Was sind die Folgen? Die Kommunalaufsicht teilt mit, dass nun ermittelt werden müsse, wer auf den Listen von CDU und GfL zur Kommunalwahl 2014 als Nachrücker für die zurückgetretenen Mitglieder stehe. Diese Personen müssten nach der Reihenfolge der Zahl ihrer erzielten Stimmen angeschrieben werden. Sie hätten dann eine Woche Zeit, sich zu erklären.

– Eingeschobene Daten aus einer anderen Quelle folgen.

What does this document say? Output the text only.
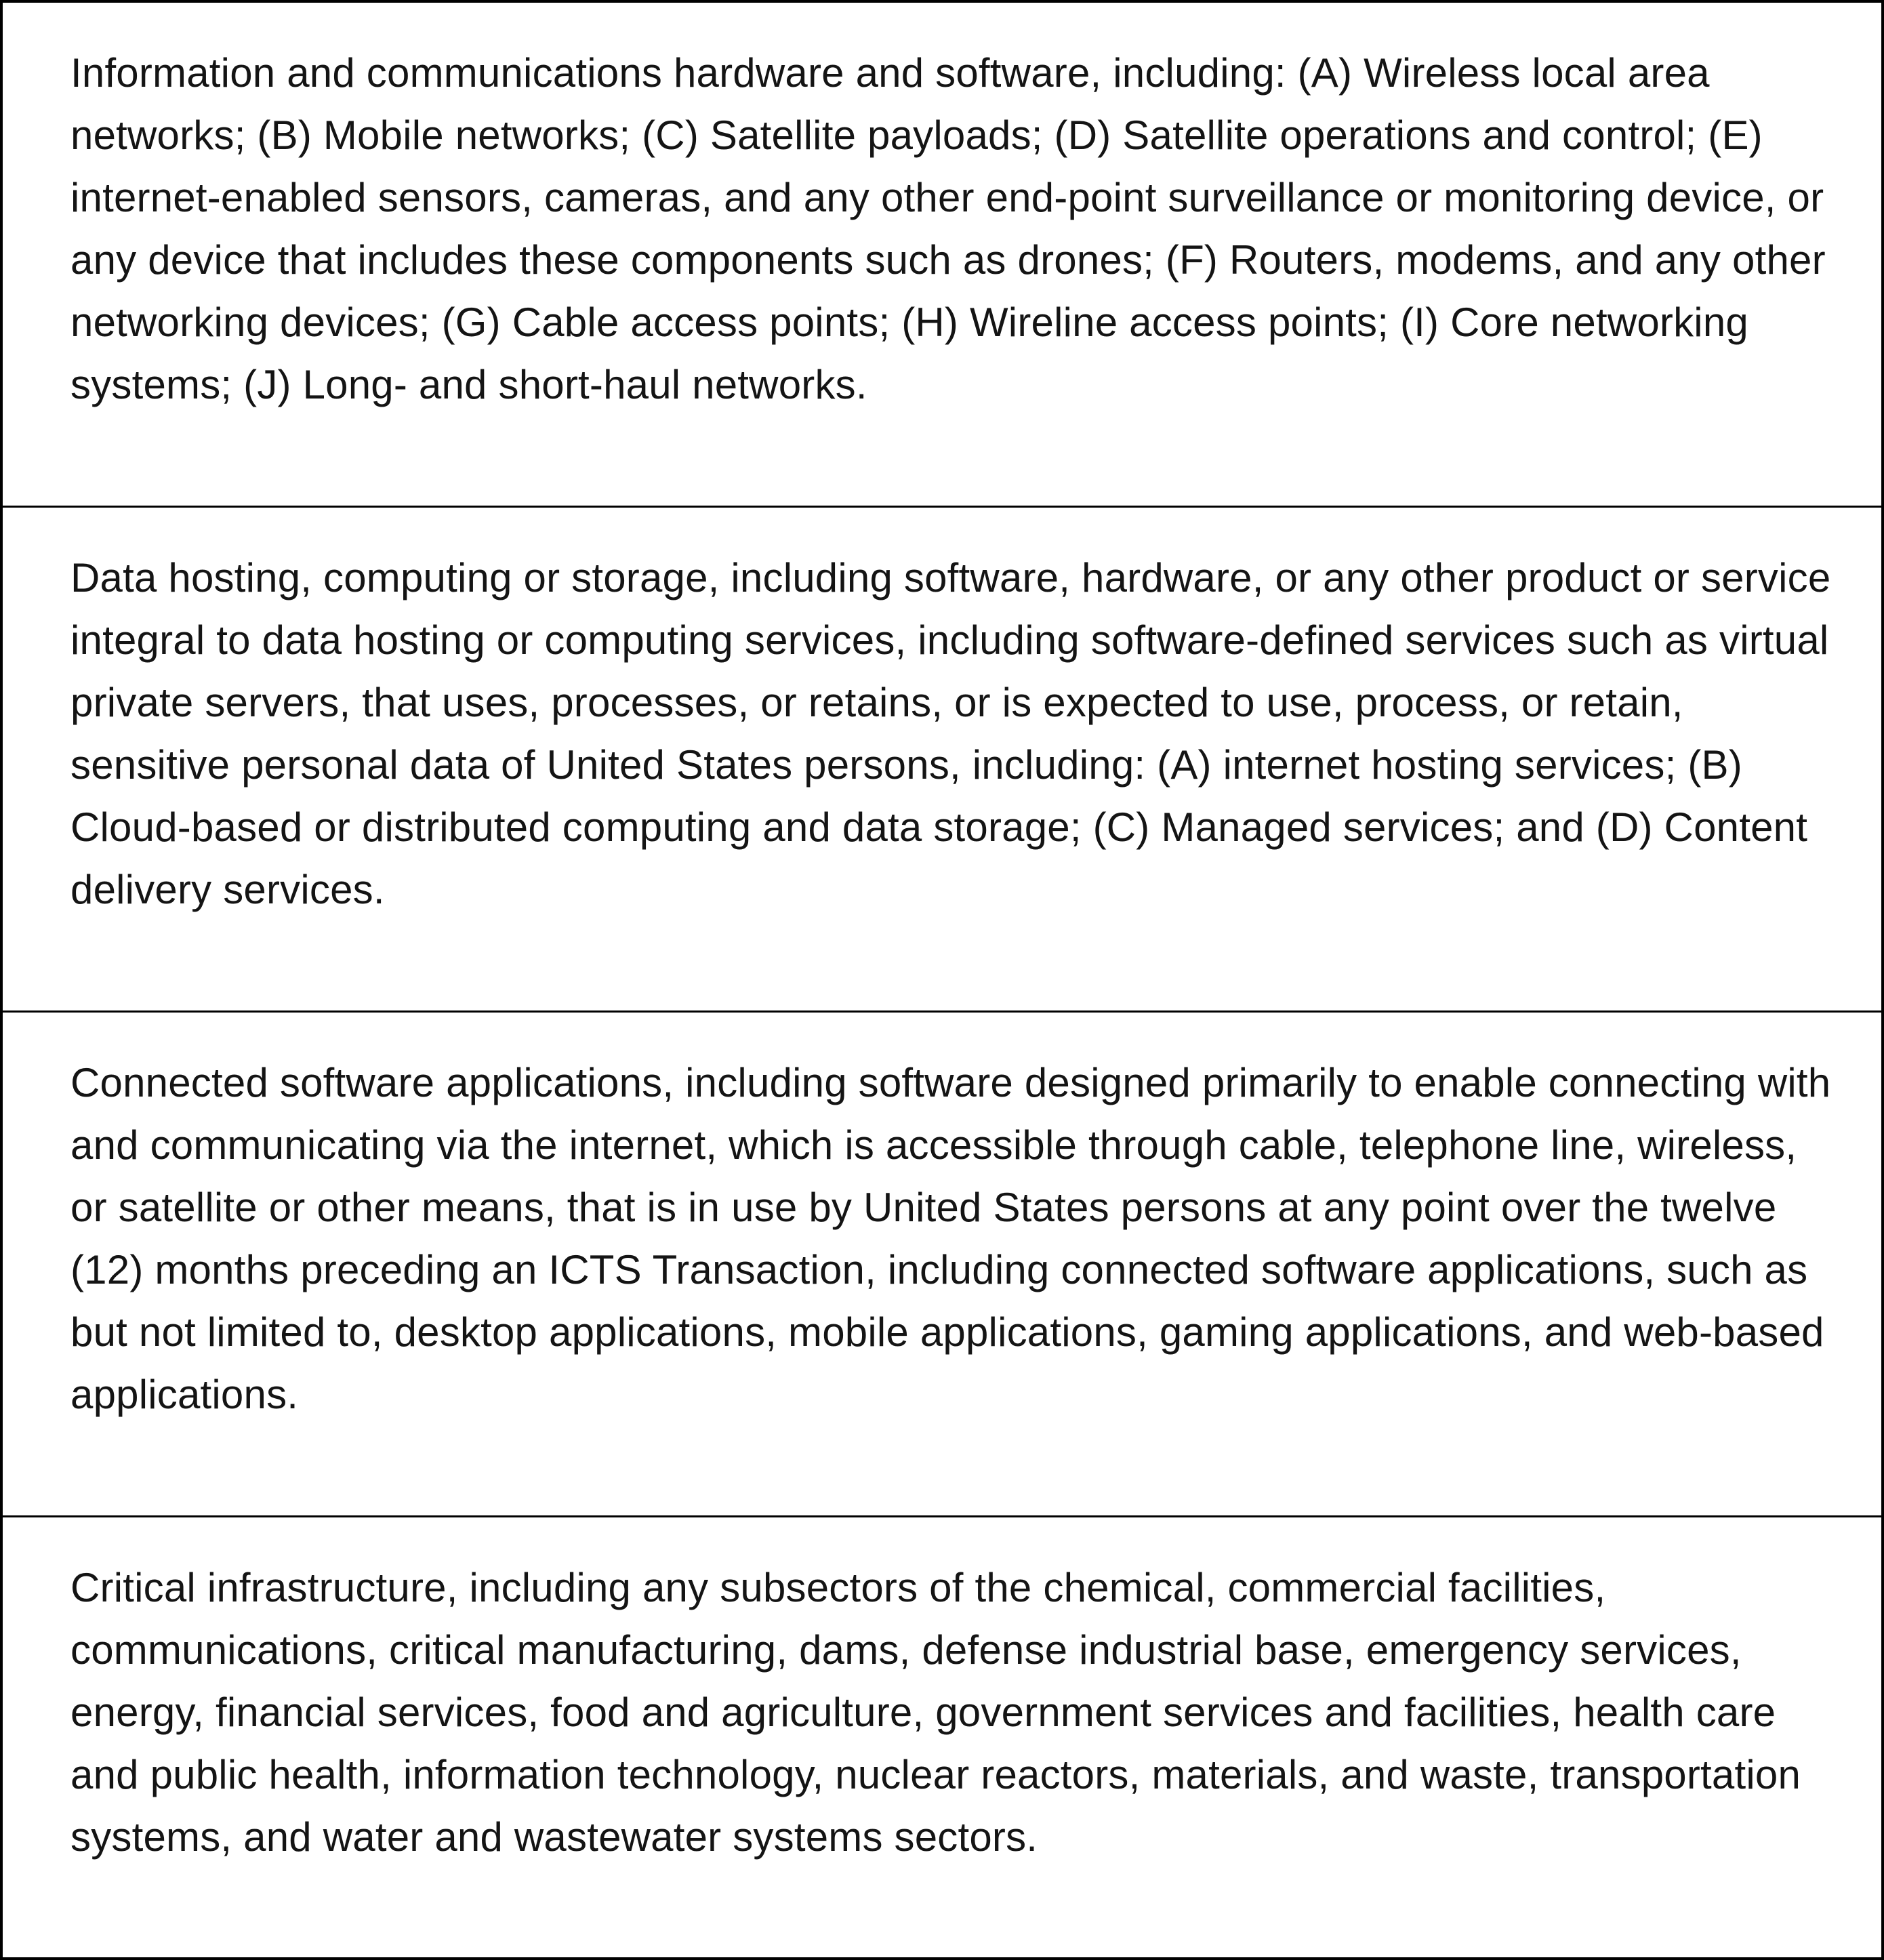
Information and communications hardware and software, including: (A) Wireless local area networks; (B) Mobile networks; (C) Satellite payloads; (D) Satellite operations and control; (E) internet-enabled sensors, cameras, and any other end-point surveillance or monitoring device, or any device that includes these components such as drones; (F) Routers, modems, and any other networking devices; (G) Cable access points; (H) Wireline access points; (I) Core networking systems; (J) Long- and short-haul networks.

Data hosting, computing or storage, including software, hardware, or any other product or service integral to data hosting or computing services, including software-defined services such as virtual private servers, that uses, processes, or retains, or is expected to use, process, or retain, sensitive personal data of United States persons, including: (A) internet hosting services; (B) Cloud-based or distributed computing and data storage; (C) Managed services; and (D) Content delivery services.

Connected software applications, including software designed primarily to enable connecting with and communicating via the internet, which is accessible through cable, telephone line, wireless, or satellite or other means, that is in use by United States persons at any point over the twelve (12) months preceding an ICTS Transaction, including connected software applications, such as but not limited to, desktop applications, mobile applications, gaming applications, and web-based applications.

Critical infrastructure, including any subsectors of the chemical, commercial facilities, communications, critical manufacturing, dams, defense industrial base, emergency services, energy, financial services, food and agriculture, government services and facilities, health care and public health, information technology, nuclear reactors, materials, and waste, transportation systems, and water and wastewater systems sectors.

Das Kommunalwahlgesetz mache für dieses Prozedere genaue Vorgaben. Die Behörde bezweifelt daher, dass sich dies bis zum kommenden Montag "ordnungsgemäß" bewerkstelligen lasse. Ortsbürgermeister Martin Marx hat für Montag, 4. September, 19.30 Uhr, im Bürgerhaus eine Sitzung mit ähnlicher Tagesordnung wie am Donnerstag angesetzt. Neben den Jahresabschlüssen 2011/12 stehen die Verpflichtung eines oder mehrerer neuer Ratsmitglieder und die Feststellung der Dringlichkeit dieser Sitzung auf der Agenda. Laut Gemeindeordnung müssen zwischen Einladung und Sitzung mindestens vier volle Kalendertage liegen. Sofern eine Entscheidung nicht ohne Nachteil für die Gemeinde aufgeschoben werden kann (Dringlichkeit), kann die Einladungsfrist verkürzt werden. Damit der Rat beschlussfähig ist, müssten am Montag mindestens sieben Ratsmitglieder anwesend sein.
Ein ähnlicher Fall im Kreis, bei dem mehr als die Hälfte eines Gemeinderats kollektiv zurückgetreten sei, sei der Aufsichtsbehörde nicht bekannt.
Info: Neuwahl des Rats eine mögliche Folge

Laut Gemeindeordnung haben Orte mit einer Einwohnerzahl zwischen 500 und 1000 zwölf Ratsmitglieder. Lampaden hat aktuell 538 Einwohner (laut Internetseite der VG Kell). Nach dem Rücktritt von sieben Mitgliedern ist der Rat nicht mehr beschlussfähig. Dafür wäre mehr als die Hälfte der gesetzlich vorgeschriebenen Mitgliederzahl nötig. Sinkt die Zahl unter diese Grenze und ist ein Aufstocken durch Nachrücken von Ersatzleuten nicht möglich, dann wird das Gremium neu gewählt. Den Wahltag bestimmt die Aufsichtsbehörde.
Für einen Neuanfang muss Marx endlich umdenken

Von Christa Weber

Im Gemeinderat Lampaden ist die Lage eskaliert. Sieben von zwölf Ratsmitgliedern geben ihr Mandat zurück. Ihr Hauptgrund: ein Ortsbürgermeister, der sich aus ihrer und aus der Sicht der Aufsichtsbehörden wiederholt über rechtliche Vorgaben hinweggesetzt und eigenmächtig gehandelt hat. Und genau das ist der Kern aller Probleme. Martin Marx deutet durch die geplante erneute Sitzung bereits an, dass er nicht gewillt ist, der Einschätzung der zuständigen Aufsichtsbehörde zu folgen. Die hegt arge Zweifel, dass es bis Montag "ordnungsgemäß" gelingen kann, einen beschlussfähigen Rat vorzuweisen. Wie soll so ein Neuanfang gelingen? Der ist nur möglich, wenn der Ortschef umdenkt oder selbst sein Amt niederlegt.